I’ll admit I enjoyed A Simple Favor more than I expected to. That’s probably because I read the Darcey Bell thriller novel that it’s based on and saw a Gone Girl rip-off coming a mile away, right down to the big non-shocking plot twist that comes in the middle. The movie is better, partly for structural reasons, but more for the spot-on casting of the two leads.
Anna Kendrick stars as Stephanie, a widowed vlogger in Connecticut who lives off her late husband’s life insurance while broadcasting videos about making chocolate chip cookies and holiday decorations. When her young son (Jacob Satine) makes friends with another boy at school named Nicky (Ian Ho), Stephanie meets Nicky’s mother Emily (Blake Lively). Entranced by this stylish, elegant, free-swearing woman who mixes a mean martini and works a glamorous fashion-related job in New York, Stephanie is willing to do anything for her, including babysit Nicky for a few hours. However, when those few hours become a few days without any sign of Emily, Stephanie calls the cops, and her actively annoying vlog turns into bulletins about her new friend’s mysterious disappearance. Her viewership soars even while she digs through Emily’s life and finds all manner of disturbing information.
This is a canny career move for Paul Feig, the director who has been licking his wounds since the critical and financial failure of his Ghostbusters remake.

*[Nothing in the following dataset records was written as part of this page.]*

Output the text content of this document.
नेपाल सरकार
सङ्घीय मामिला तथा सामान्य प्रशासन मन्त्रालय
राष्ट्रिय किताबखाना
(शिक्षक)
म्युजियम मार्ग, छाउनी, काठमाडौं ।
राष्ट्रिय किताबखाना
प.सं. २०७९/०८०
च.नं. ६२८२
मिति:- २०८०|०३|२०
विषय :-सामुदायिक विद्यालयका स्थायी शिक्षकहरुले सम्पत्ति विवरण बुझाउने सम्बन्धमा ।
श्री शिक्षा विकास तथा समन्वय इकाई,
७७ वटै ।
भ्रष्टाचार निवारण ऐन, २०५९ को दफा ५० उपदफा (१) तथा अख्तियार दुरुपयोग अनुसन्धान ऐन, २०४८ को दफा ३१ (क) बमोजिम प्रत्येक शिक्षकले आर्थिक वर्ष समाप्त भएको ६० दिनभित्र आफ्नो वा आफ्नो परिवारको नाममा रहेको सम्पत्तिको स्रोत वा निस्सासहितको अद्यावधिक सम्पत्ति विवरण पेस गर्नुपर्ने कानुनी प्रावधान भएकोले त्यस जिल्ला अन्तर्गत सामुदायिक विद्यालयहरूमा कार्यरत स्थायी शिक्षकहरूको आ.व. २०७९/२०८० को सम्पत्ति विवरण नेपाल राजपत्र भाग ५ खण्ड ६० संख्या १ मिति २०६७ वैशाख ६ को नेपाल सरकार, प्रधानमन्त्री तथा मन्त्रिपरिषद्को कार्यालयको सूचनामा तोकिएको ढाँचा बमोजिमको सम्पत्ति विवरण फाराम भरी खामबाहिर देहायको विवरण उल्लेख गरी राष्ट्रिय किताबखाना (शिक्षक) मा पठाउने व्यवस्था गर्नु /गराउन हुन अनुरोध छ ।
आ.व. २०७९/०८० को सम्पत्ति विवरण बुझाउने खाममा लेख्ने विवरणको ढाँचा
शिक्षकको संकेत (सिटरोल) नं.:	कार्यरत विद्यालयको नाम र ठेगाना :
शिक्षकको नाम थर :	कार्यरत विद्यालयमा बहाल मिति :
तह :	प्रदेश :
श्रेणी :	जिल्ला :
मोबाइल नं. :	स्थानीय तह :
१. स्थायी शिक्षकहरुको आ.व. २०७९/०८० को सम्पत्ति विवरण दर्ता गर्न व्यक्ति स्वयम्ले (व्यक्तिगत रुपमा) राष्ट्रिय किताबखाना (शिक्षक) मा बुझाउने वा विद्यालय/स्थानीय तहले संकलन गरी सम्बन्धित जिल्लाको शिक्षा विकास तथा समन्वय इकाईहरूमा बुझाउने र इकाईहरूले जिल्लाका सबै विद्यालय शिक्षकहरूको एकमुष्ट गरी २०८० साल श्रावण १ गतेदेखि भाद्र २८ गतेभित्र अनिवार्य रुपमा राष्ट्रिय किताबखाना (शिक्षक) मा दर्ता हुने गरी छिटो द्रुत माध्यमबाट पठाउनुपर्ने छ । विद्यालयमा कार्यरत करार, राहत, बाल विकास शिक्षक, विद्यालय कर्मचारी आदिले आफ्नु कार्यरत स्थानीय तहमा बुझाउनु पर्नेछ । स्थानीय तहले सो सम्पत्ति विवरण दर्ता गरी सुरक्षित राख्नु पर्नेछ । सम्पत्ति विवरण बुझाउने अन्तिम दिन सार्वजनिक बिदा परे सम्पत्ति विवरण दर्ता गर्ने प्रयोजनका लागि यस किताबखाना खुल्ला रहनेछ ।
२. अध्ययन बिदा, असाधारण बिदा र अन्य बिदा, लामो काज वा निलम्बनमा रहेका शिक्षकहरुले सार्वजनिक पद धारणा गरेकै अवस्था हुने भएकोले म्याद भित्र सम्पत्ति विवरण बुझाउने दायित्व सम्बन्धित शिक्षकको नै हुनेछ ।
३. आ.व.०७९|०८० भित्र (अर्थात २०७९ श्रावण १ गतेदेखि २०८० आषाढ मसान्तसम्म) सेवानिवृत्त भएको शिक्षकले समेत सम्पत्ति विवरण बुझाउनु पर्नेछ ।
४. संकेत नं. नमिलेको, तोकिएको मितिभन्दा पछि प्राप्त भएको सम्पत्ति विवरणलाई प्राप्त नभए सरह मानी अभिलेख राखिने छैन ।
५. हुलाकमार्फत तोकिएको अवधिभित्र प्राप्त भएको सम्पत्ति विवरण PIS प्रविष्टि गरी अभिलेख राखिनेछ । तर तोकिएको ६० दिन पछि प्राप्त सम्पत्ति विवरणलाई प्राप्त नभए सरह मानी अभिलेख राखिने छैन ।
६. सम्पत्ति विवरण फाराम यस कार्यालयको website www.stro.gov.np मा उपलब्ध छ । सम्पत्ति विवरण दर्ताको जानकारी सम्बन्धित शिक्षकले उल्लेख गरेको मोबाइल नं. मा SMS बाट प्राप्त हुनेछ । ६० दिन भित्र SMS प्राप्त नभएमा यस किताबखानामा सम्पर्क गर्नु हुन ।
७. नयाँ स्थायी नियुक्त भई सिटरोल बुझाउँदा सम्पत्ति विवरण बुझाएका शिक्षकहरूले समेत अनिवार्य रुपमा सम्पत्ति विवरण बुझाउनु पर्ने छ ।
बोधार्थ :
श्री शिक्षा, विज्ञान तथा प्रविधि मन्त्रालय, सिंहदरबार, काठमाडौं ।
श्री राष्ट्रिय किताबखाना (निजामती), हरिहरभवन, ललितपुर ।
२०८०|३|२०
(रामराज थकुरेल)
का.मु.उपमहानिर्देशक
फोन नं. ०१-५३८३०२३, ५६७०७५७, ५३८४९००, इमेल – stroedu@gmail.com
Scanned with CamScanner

A female-oriented thriller with comic scenes is a way for him to do something different without completely going away from his strengths as a filmmaker, as he fully exploits the laughs in the story of a mom blogger trying to solve a murder mystery. This soapy movie rattles along at a good pace and plays like a funnier version of one of Claude Chabrol’s films, especially with Feig’s inspired touch of scoring the movie with French pop songs from the 1960s.
A large part of the comedy comes from a deliciously funny Kendrick. Like many of her other roles, Stephanie is dorky, awkward, and eager to please, but this movie plays into that by having so many characters refer to her as “a saint” until she finally says, “I get that a lot.” Meanwhile, it gives her a distinctly unsaintly secret in her own past, which she makes the mistake of revealing to Emily in a desperate attempt to impress her. Kendrick’s comic skills are at full flag when Stephanie tries to strike a power pose while sitting on a bench that’s further away from the wall than she thinks, or when she tries on one of Emily’s dresses and then is forced to spend an entire police interview fiddling with it. These funny bits serve to make the film more horrifying when Stephanie finds herself caught up in the number of homicides that seem to happen around Emily.
The real surprise here, though, is Lively, who has too long been stuck playing bland heroines in The Sisterhood of the Traveling Pants and Green Lantern and The Age of Adaline. She seems liberated by the part of a slinky, sociopathic seductress who calls her mansion a “shithole” and makes jokes about killing herself and giving alcohol to the boys. Feig plays up the extreme height difference between Lively and Kendrick, but it’s her cold, cynical line readings that contrast effectively with Kendrick’s bright and sunny ones. These two actresses are so well matched that you want to cry.
Screenwriter Jessica Sharzer makes necessary changes to the plot to make Stephanie less of a patsy. The additional twists in the story work up until the very end, when Feig inserts an unnecessary epilogue that tells us what happened to the characters and takes the film a step too far into jokiness. Still, we do get Linda Cardellini as a punk lesbian artist with a connection to Emily and a funny Greek chorus of judgmental moms plus one gay dad (Kelly McCormack, Aparna Nancherla, and Andrew Rannells). A Simple Favor makes for a nice double bill with Thoroughbreds for movies about toxic women negotiating a man’s world from posh Connecticut settings. Better yet, this disreputably entertaining thriller makes us see everybody involved in a new light.